Hunt is believed to have understood he was in a power-sharing arrangement. But then finance minister Mathias Cormann didn’t know that he was sharing the role.
Keith Pitt also didn’t appear to know he was sharing the resources ministry with the prime minister. “I certainly found it unusual”, Pitt said upon learning of the move.
Samantha Maiden reported over the weekend that Morrison’s former deputy, Barnaby Joyce, learned about the resource portfolio sharing arrangement when Keith Pitt was “shocked” to learn about it himself in December 2021.
In a press conference this morning, Prime Minister Anthony Albanese described the actions by Morrison as “extraordinary and unprecedented”

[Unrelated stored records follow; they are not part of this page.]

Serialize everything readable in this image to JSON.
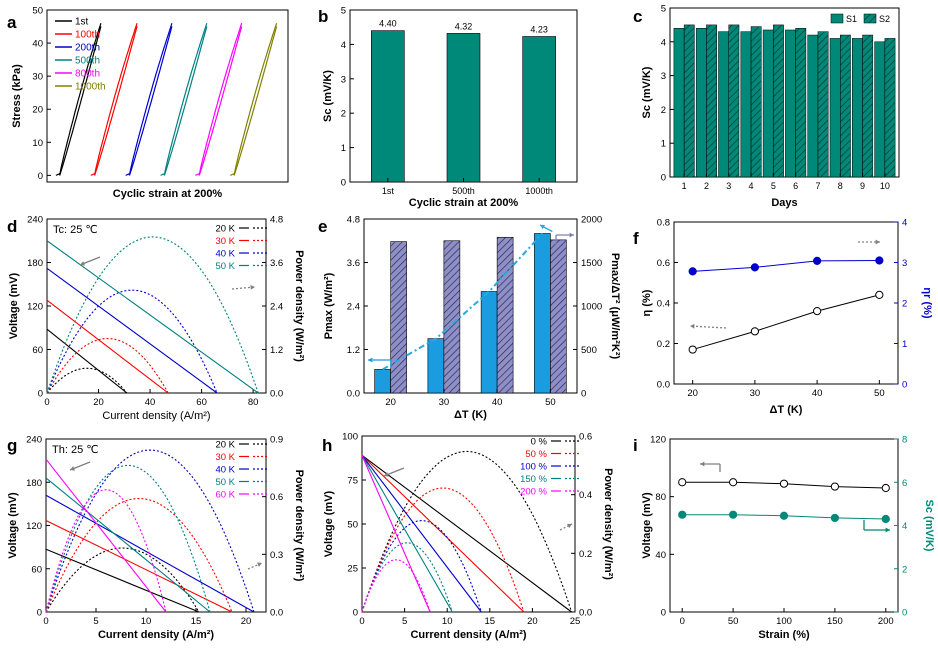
{
  "chart_data": [
    {
      "panel": "a",
      "type": "line",
      "xlabel": "Cyclic strain at 200%",
      "ylabel": "Stress (kPa)",
      "ylim": [
        -2,
        50
      ],
      "yticks": [
        0,
        10,
        20,
        30,
        40,
        50
      ],
      "legend_position": "top-left",
      "series": [
        {
          "name": "1st",
          "color": "#000000",
          "x_start": 0,
          "x_end": 0.65,
          "y_max": 46
        },
        {
          "name": "100th",
          "color": "#ff0000",
          "x_start": 0.55,
          "x_end": 1.22,
          "y_max": 46
        },
        {
          "name": "200th",
          "color": "#0000cc",
          "x_start": 1.1,
          "x_end": 1.77,
          "y_max": 46
        },
        {
          "name": "500th",
          "color": "#008080",
          "x_start": 1.65,
          "x_end": 2.32,
          "y_max": 46
        },
        {
          "name": "800th",
          "color": "#ff00ff",
          "x_start": 2.2,
          "x_end": 2.87,
          "y_max": 46
        },
        {
          "name": "1000th",
          "color": "#808000",
          "x_start": 2.75,
          "x_end": 3.42,
          "y_max": 46
        }
      ]
    },
    {
      "panel": "b",
      "type": "bar",
      "xlabel": "Cyclic strain at 200%",
      "ylabel": "Sc (mV/K)",
      "ylim": [
        0,
        5
      ],
      "yticks": [
        0,
        1,
        2,
        3,
        4,
        5
      ],
      "categories": [
        "1st",
        "500th",
        "1000th"
      ],
      "values": [
        4.4,
        4.32,
        4.23
      ],
      "value_labels": [
        "4.40",
        "4.32",
        "4.23"
      ],
      "color": "#008878"
    },
    {
      "panel": "c",
      "type": "bar",
      "xlabel": "Days",
      "ylabel": "Sc (mV/K)",
      "ylim": [
        0,
        5
      ],
      "yticks": [
        0,
        1,
        2,
        3,
        4,
        5
      ],
      "categories": [
        "1",
        "2",
        "3",
        "4",
        "5",
        "6",
        "7",
        "8",
        "9",
        "10"
      ],
      "legend_position": "top-right",
      "series": [
        {
          "name": "S1",
          "values": [
            4.4,
            4.4,
            4.3,
            4.3,
            4.35,
            4.35,
            4.2,
            4.1,
            4.1,
            4.0
          ],
          "color": "#008878"
        },
        {
          "name": "S2",
          "values": [
            4.5,
            4.5,
            4.5,
            4.45,
            4.5,
            4.4,
            4.3,
            4.2,
            4.2,
            4.1
          ],
          "color": "#008878",
          "hatch": true
        }
      ]
    },
    {
      "panel": "d",
      "type": "line",
      "annotation": "Tc: 25 ℃",
      "xlabel": "Current density (A/m²)",
      "ylabel": "Voltage (mV)",
      "y2label": "Power density (W/m²)",
      "xlim": [
        0,
        85
      ],
      "ylim": [
        0,
        240
      ],
      "y2lim": [
        0,
        4.8
      ],
      "xticks": [
        0,
        20,
        40,
        60,
        80
      ],
      "yticks": [
        0,
        60,
        120,
        180,
        240
      ],
      "y2ticks": [
        "0.0",
        "1.2",
        "2.4",
        "3.6",
        "4.8"
      ],
      "legend_position": "top-right",
      "series": [
        {
          "name": "20 K",
          "color": "#000000",
          "v0": 88,
          "isc": 31
        },
        {
          "name": "30 K",
          "color": "#ff0000",
          "v0": 128,
          "isc": 47
        },
        {
          "name": "40 K",
          "color": "#0000cc",
          "v0": 172,
          "isc": 66
        },
        {
          "name": "50 K",
          "color": "#008080",
          "v0": 210,
          "isc": 82
        }
      ]
    },
    {
      "panel": "e",
      "type": "bar",
      "xlabel": "ΔT (K)",
      "ylabel": "Pmax (W/m²)",
      "y2label": "Pmax/ΔT² (μW/m²K²)",
      "ylim": [
        0,
        4.8
      ],
      "y2lim": [
        0,
        2000
      ],
      "yticks": [
        "0.0",
        "1.2",
        "2.4",
        "3.6",
        "4.8"
      ],
      "y2ticks": [
        "0",
        "500",
        "1000",
        "1500",
        "2000"
      ],
      "categories": [
        "20",
        "30",
        "40",
        "50"
      ],
      "series": [
        {
          "name": "Pmax",
          "values": [
            0.65,
            1.5,
            2.8,
            4.4
          ],
          "color": "#1b9ce0",
          "axis": "left"
        },
        {
          "name": "Pmax/ΔT²",
          "values": [
            1740,
            1750,
            1790,
            1760
          ],
          "color": "#7f7fb8",
          "hatch": true,
          "axis": "right"
        }
      ],
      "trend_color": "#29a8e0"
    },
    {
      "panel": "f",
      "type": "line",
      "xlabel": "ΔT (K)",
      "ylabel": "η (%)",
      "y2label": "ηr (%)",
      "xlim": [
        17,
        53
      ],
      "ylim": [
        0,
        0.8
      ],
      "y2lim": [
        0,
        4
      ],
      "xticks": [
        20,
        30,
        40,
        50
      ],
      "yticks": [
        "0.0",
        "0.2",
        "0.4",
        "0.6",
        "0.8"
      ],
      "y2ticks": [
        "0",
        "1",
        "2",
        "3",
        "4"
      ],
      "series": [
        {
          "name": "η",
          "x": [
            20,
            30,
            40,
            50
          ],
          "values": [
            0.17,
            0.26,
            0.36,
            0.44
          ],
          "color": "#000000",
          "axis": "left",
          "marker": "open-circle"
        },
        {
          "name": "ηr",
          "x": [
            20,
            30,
            40,
            50
          ],
          "values": [
            2.78,
            2.88,
            3.04,
            3.05
          ],
          "color": "#0000cc",
          "axis": "right",
          "marker": "filled-circle"
        }
      ]
    },
    {
      "panel": "g",
      "type": "line",
      "annotation": "Th: 25 ℃",
      "xlabel": "Current density (A/m²)",
      "ylabel": "Voltage (mV)",
      "y2label": "Power density (W/m²)",
      "xlim": [
        0,
        22
      ],
      "ylim": [
        0,
        240
      ],
      "y2lim": [
        0,
        0.9
      ],
      "xticks": [
        0,
        5,
        10,
        15,
        20
      ],
      "yticks": [
        0,
        60,
        120,
        180,
        240
      ],
      "y2ticks": [
        "0.0",
        "0.3",
        "0.6",
        "0.9"
      ],
      "legend_position": "top-right",
      "series": [
        {
          "name": "20 K",
          "color": "#000000",
          "v0": 87,
          "isc": 15.3
        },
        {
          "name": "30 K",
          "color": "#ff0000",
          "v0": 127,
          "isc": 18.6
        },
        {
          "name": "40 K",
          "color": "#0000cc",
          "v0": 162,
          "isc": 20.8
        },
        {
          "name": "50 K",
          "color": "#008080",
          "v0": 186,
          "isc": 16.4
        },
        {
          "name": "60 K",
          "color": "#ff00ff",
          "v0": 212,
          "isc": 12.0
        }
      ]
    },
    {
      "panel": "h",
      "type": "line",
      "xlabel": "Current density (A/m²)",
      "ylabel": "Voltage (mV)",
      "y2label": "Power density (W/m²)",
      "xlim": [
        0,
        25
      ],
      "ylim": [
        0,
        100
      ],
      "y2lim": [
        0,
        0.6
      ],
      "xticks": [
        0,
        5,
        10,
        15,
        20,
        25
      ],
      "yticks": [
        0,
        25,
        50,
        75,
        100
      ],
      "y2ticks": [
        "0.0",
        "0.2",
        "0.4",
        "0.6"
      ],
      "legend_position": "top-right",
      "series": [
        {
          "name": "0 %",
          "color": "#000000",
          "v0": 89,
          "isc": 24.6
        },
        {
          "name": "50 %",
          "color": "#ff0000",
          "v0": 89,
          "isc": 19.0
        },
        {
          "name": "100 %",
          "color": "#0000cc",
          "v0": 89,
          "isc": 14.0
        },
        {
          "name": "150 %",
          "color": "#008080",
          "v0": 89,
          "isc": 10.6
        },
        {
          "name": "200 %",
          "color": "#ff00ff",
          "v0": 89,
          "isc": 8.0
        }
      ]
    },
    {
      "panel": "i",
      "type": "line",
      "xlabel": "Strain (%)",
      "ylabel": "Voltage (mV)",
      "y2label": "Sc (mV/K)",
      "xlim": [
        -12,
        212
      ],
      "ylim": [
        0,
        120
      ],
      "y2lim": [
        0,
        8
      ],
      "xticks": [
        0,
        50,
        100,
        150,
        200
      ],
      "yticks": [
        0,
        40,
        80,
        120
      ],
      "y2ticks": [
        0,
        2,
        4,
        6,
        8
      ],
      "series": [
        {
          "name": "Voltage",
          "x": [
            0,
            50,
            100,
            150,
            200
          ],
          "values": [
            90,
            90,
            89,
            87,
            86
          ],
          "color": "#000000",
          "axis": "left",
          "marker": "open-circle"
        },
        {
          "name": "Sc",
          "x": [
            0,
            50,
            100,
            150,
            200
          ],
          "values": [
            4.5,
            4.5,
            4.45,
            4.35,
            4.3
          ],
          "color": "#008878",
          "axis": "right",
          "marker": "filled-circle"
        }
      ]
    }
  ],
  "panel_letters": [
    "a",
    "b",
    "c",
    "d",
    "e",
    "f",
    "g",
    "h",
    "i"
  ]
}
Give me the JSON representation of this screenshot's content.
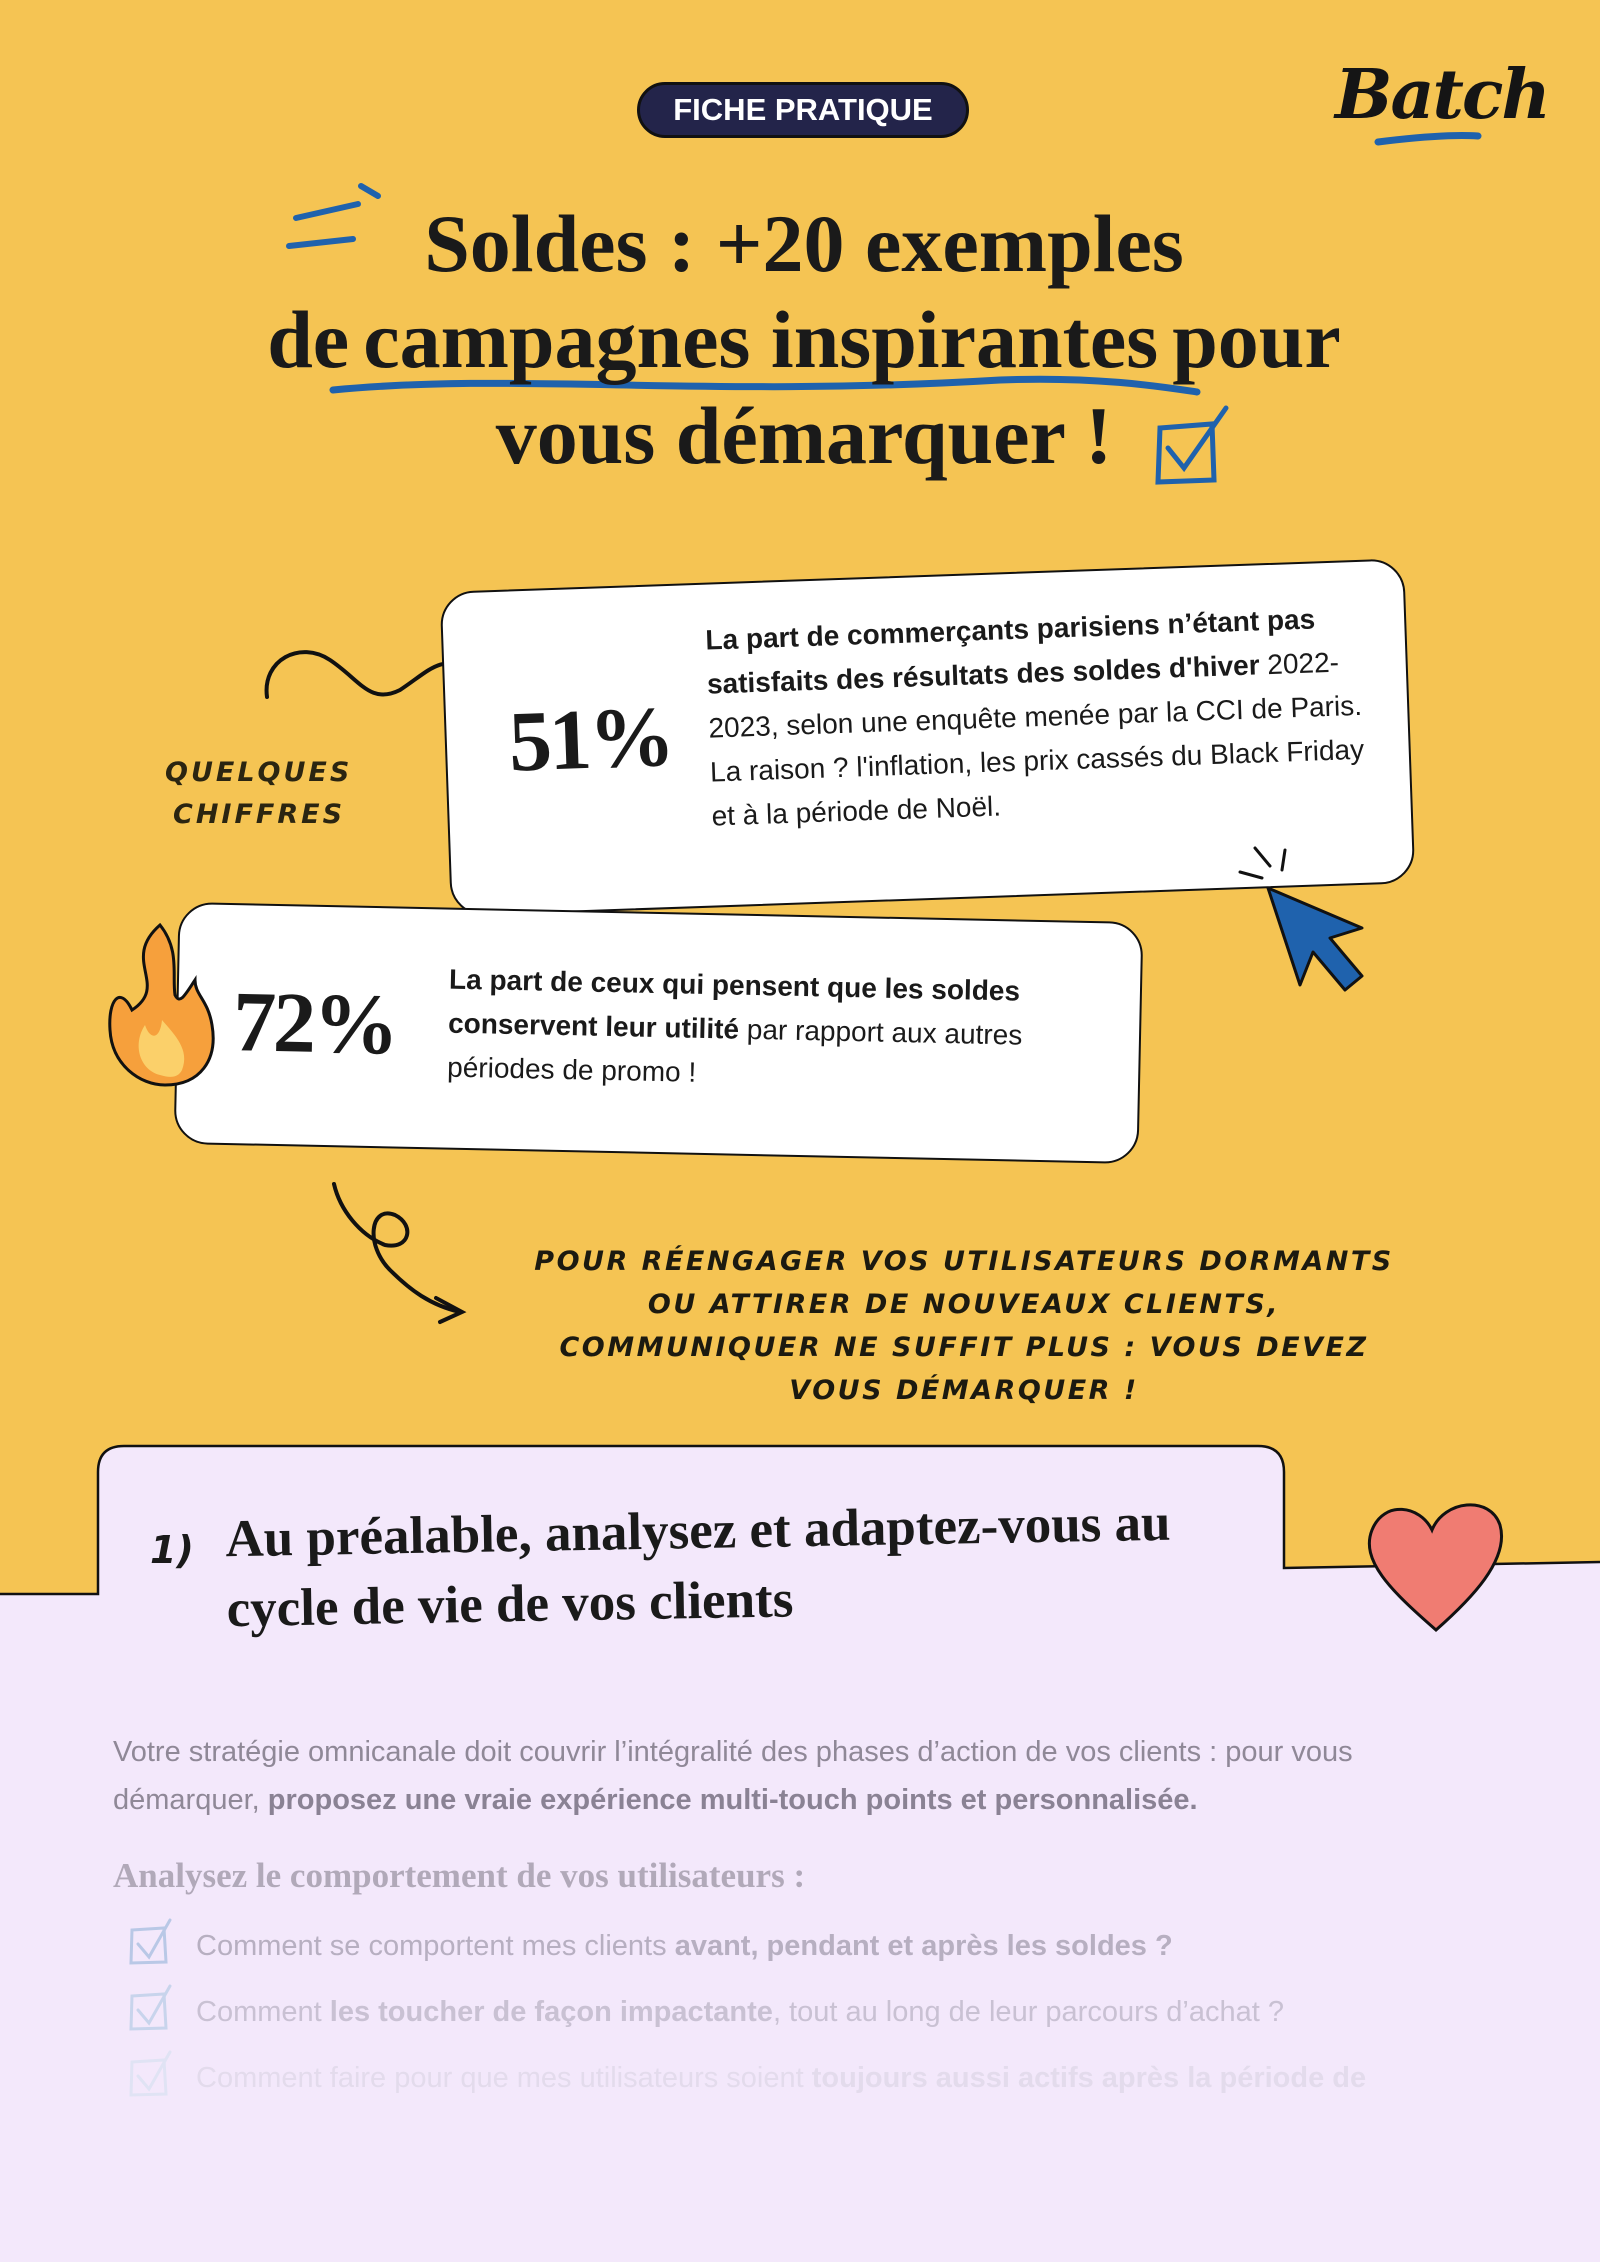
{
  "header": {
    "badge": "FICHE PRATIQUE",
    "logo": "Batch"
  },
  "title": {
    "line1": "Soldes : +20 exemples",
    "line2": {
      "before": "de",
      "highlight": "campagnes inspirantes",
      "after": "pour"
    },
    "line3": "vous démarquer !"
  },
  "side_label": [
    "QUELQUES",
    "CHIFFRES"
  ],
  "stats": [
    {
      "figure": "51%",
      "bold": "La part de commerçants parisiens n’étant pas satisfaits des résultats des soldes d'hiver",
      "text": "2022-2023, selon une enquête menée par la CCI de Paris.",
      "note": "La raison ? l'inflation, les prix cassés du Black Friday et à la période de Noël."
    },
    {
      "figure": "72%",
      "bold": "La part de ceux qui pensent que les soldes conservent leur utilité",
      "text": "par rapport aux autres périodes de promo !"
    }
  ],
  "callout": "POUR RÉENGAGER VOS UTILISATEURS DORMANTS OU ATTIRER DE NOUVEAUX CLIENTS, COMMUNIQUER NE SUFFIT PLUS : VOUS DEVEZ VOUS DÉMARQUER !",
  "section": {
    "number": "1)",
    "heading": "Au préalable, analysez et adaptez-vous au cycle de vie de vos clients",
    "intro": {
      "text": "Votre stratégie omnicanale doit couvrir l’intégralité des phases d’action de vos clients : pour vous démarquer,",
      "bold": "proposez une vraie expérience multi-touch points et personnalisée."
    },
    "subheading": "Analysez le comportement de vos utilisateurs :",
    "checklist": [
      {
        "before": "Comment se comportent mes clients",
        "bold": "avant, pendant et après les soldes ?"
      },
      {
        "before": "Comment",
        "bold": "les toucher de façon impactante",
        "after": ", tout au long de leur parcours d’achat ?"
      },
      {
        "before": "Comment faire pour que mes utilisateurs soient",
        "bold": "toujours aussi actifs après la période de"
      }
    ]
  }
}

“Nothing about the last government was real, not even the government itself.”
“Australians knew I was running a shadow ministry. What they didn’t know was Scott Morrison was running a shadow government,” Albanese said.
He said it showed Morrison’s contempt for Australia’s democratic processes, and asked how much now Opposition leader Peter Dutton also knew.
He added that his government would be receiving a full briefing on the situation on Monday afternoon, before making more comments on the matter.
How did Australians not know what was going on, and who really held the power in these portfolios? Some may have understood and even accepted the need for a second minister during an unprecedented emergency. But what we can’t and won’t accept is the lack of transparency on the process.